Actor-Model Agents
Implement each agent as an independent actor with its own mailbox — agents communicate only via async messages, never share mutable state, and crashes stay isolated.
Intent & Description
🎯 Intent
Implement each agent as an independent actor with its own mailbox, processing async messages one at a time and never sharing mutable state with peers.
📋 Context
Building a multi-agent system where several agents must run concurrently, react to events as they arrive, and keep going even when one crashes. There’s no single conversational chair driving turn order, and agents may live in different processes or machines.
💡 Solution
Model each agent as an actor — a process or coroutine with its own mailbox, local state, and a message-handler that runs messages in receive order. Agents communicate only by sending messages: directly to a known agent id, or by publishing to a topic. The runtime supervises actor lifecycles, restarts on crash, and routes messages across processes or machines. Pair with role-assignment when agents need stable personas, and with supervisor when a coordinator is needed.
Real-world Use Case
- Agents must run concurrently with fully isolated state — no shared memory.
- The system must survive partial failures of individual agents without cascading.
- Communication is naturally event- or message-driven rather than turn-based dialogue.
- The agent population is expected to scale to dozens or more participants.
Source
📌 TL;DR
Give each agent its own mailbox and ban shared state — concurrent multi-agent systems without locks, with crash isolation and distribution for free.
Advantages
- Concurrent agents without ad-hoc locks or shared-state hazards.

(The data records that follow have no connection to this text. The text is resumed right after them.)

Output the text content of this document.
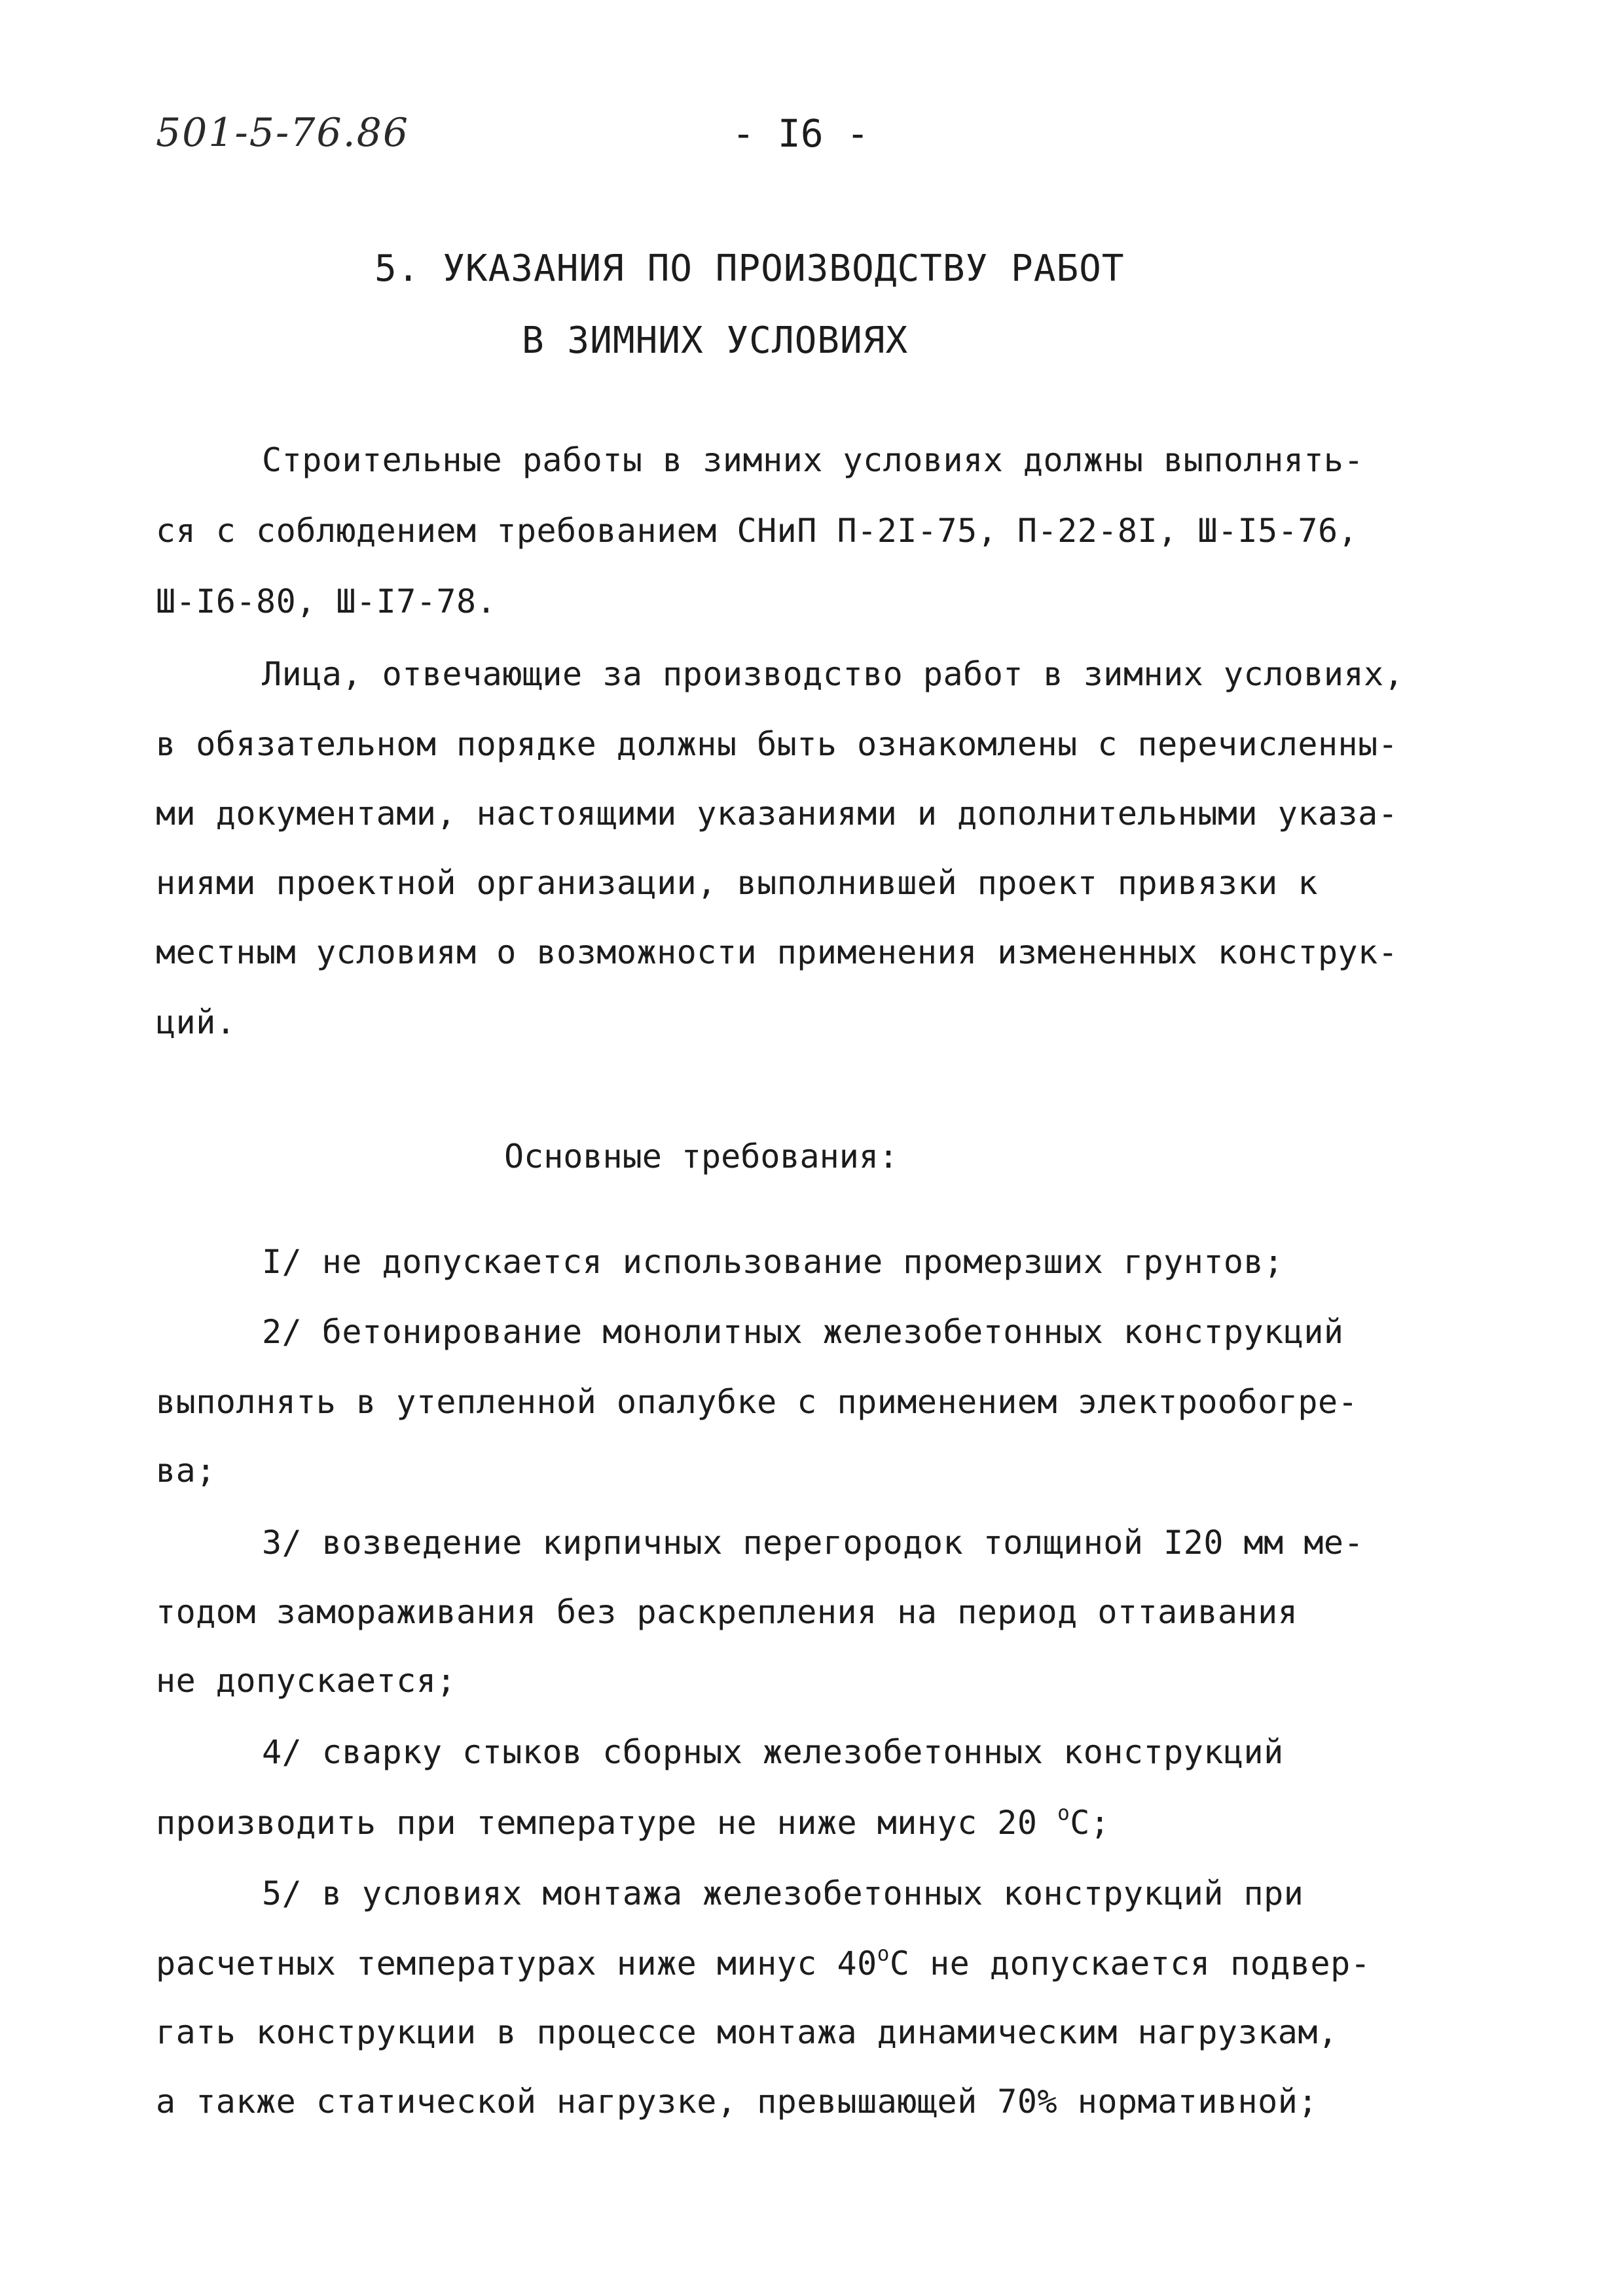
501-5-76.86	- I6 -
5. УКАЗАНИЯ ПО ПРОИЗВОДСТВУ РАБОТ
В ЗИМНИХ УСЛОВИЯХ
Строительные работы в зимних условиях должны выполнять-
ся с соблюдением требованием СНиП П-2I-75, П-22-8I, Ш-I5-76,
Ш-I6-80, Ш-I7-78.
Лица, отвечающие за производство работ в зимних условиях,
в обязательном порядке должны быть ознакомлены с перечисленны-
ми документами, настоящими указаниями и дополнительными указа-
ниями проектной организации, выполнившей проект привязки к
местным условиям о возможности применения измененных конструк-
ций.
Основные требования:
I/ не допускается использование промерзших грунтов;
2/ бетонирование монолитных железобетонных конструкций
выполнять в утепленной опалубке с применением электрообогре-
ва;
3/ возведение кирпичных перегородок толщиной I20 мм ме-
тодом замораживания без раскрепления на период оттаивания
не допускается;
4/ сварку стыков сборных железобетонных конструкций
производить при температуре не ниже минус 20 $^o$С;
5/ в условиях монтажа железобетонных конструкций при
расчетных температурах ниже минус 40$^o$С не допускается подвер-
гать конструкции в процессе монтажа динамическим нагрузкам,
а также статической нагрузке, превышающей 70% нормативной;
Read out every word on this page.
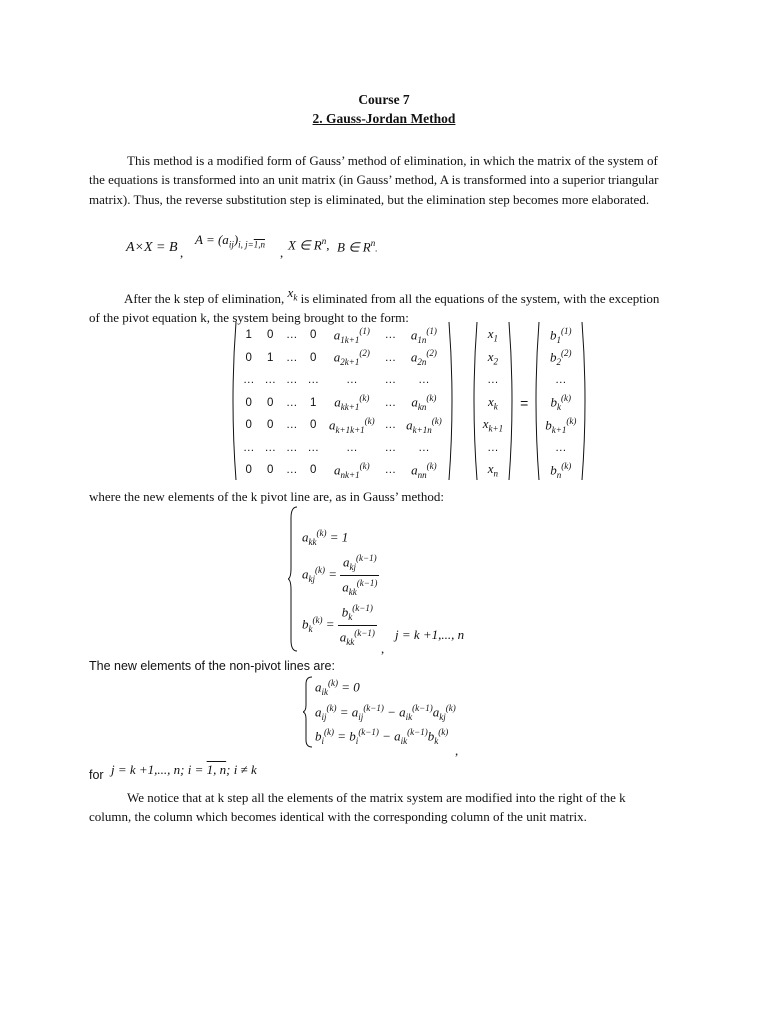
Course 7
2. Gauss-Jordan Method
This method is a modified form of Gauss’ method of elimination, in which the matrix of the system of the equations is transformed into an unit matrix (in Gauss’ method, A is transformed into a superior triangular matrix). Thus, the reverse substitution step is eliminated, but the elimination step becomes more elaborated.
A×X = B ,
$A = (a_{ij})_{i, j=1,n}$
,
X ∈ $R^n$, B ∈ $R^n$.
After the k step of elimination, $x_k$ is eliminated from all the equations of the system, with the exception of the pivot equation k, the system being brought to the form:

1	0	…	0	$a_{1k+1}^{(1)}$	…	$a_{1n}^{(1)}$
0	1	…	0	$a_{2k+1}^{(2)}$	…	$a_{2n}^{(2)}$
…	…	…	…	…	…	…
0	0	…	1	$a_{kk+1}^{(k)}$	…	$a_{kn}^{(k)}$
0	0	…	0	$a_{k+1k+1}^{(k)}$	…	$a_{k+1n}^{(k)}$
…	…	…	…	…	…	…
0	0	…	0	$a_{nk+1}^{(k)}$	…	$a_{nn}^{(k)}$

$x_1$
$x_2$
…
$x_k$
$x_{k+1}$
…
$x_n$
		=		
$b_1^{(1)}$
$b_2^{(2)}$
…
$b_k^{(k)}$
$b_{k+1}^{(k)}$
…
$b_n^{(k)}$

where the new elements of the k pivot line are, as in Gauss’ method:
$a_{kk}^{(k)} = 1$
$a_{kj}^{(k)} = \frac{a_{kj}^{(k-1)}}{a_{kk}^{(k-1)}}$
$b_k^{(k)} = \frac{b_k^{(k-1)}}{a_{kk}^{(k-1)}}$ ,
j = k +1,..., n
The new elements of the non-pivot lines are:
$a_{ik}^{(k)} = 0$
$a_{ij}^{(k)} = a_{ij}^{(k-1)} - a_{ik}^{(k-1)}a_{kj}^{(k)}$
$b_i^{(k)} = b_i^{(k-1)} - a_{ik}^{(k-1)}b_k^{(k)}$
,
for j = k +1,..., n; i = 1, n; i ≠ k
We notice that at k step all the elements of the matrix system are modified into the right of the k column, the column which becomes identical with the corresponding column of the unit matrix.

- Per-actor crash recovery — one agent’s failure cannot corrupt its peers.
- Distributable across processes and machines under the same programming model.
- Fits event-driven and pub/sub communication shapes naturally.
Disadvantages
- Message-driven debugging is harder to follow than a linear conversation trace.
- Each agent needs its own mailbox queue with explicit back-pressure rules.
- Cross-agent transactions aren’t first-class — saga-style compensation is required.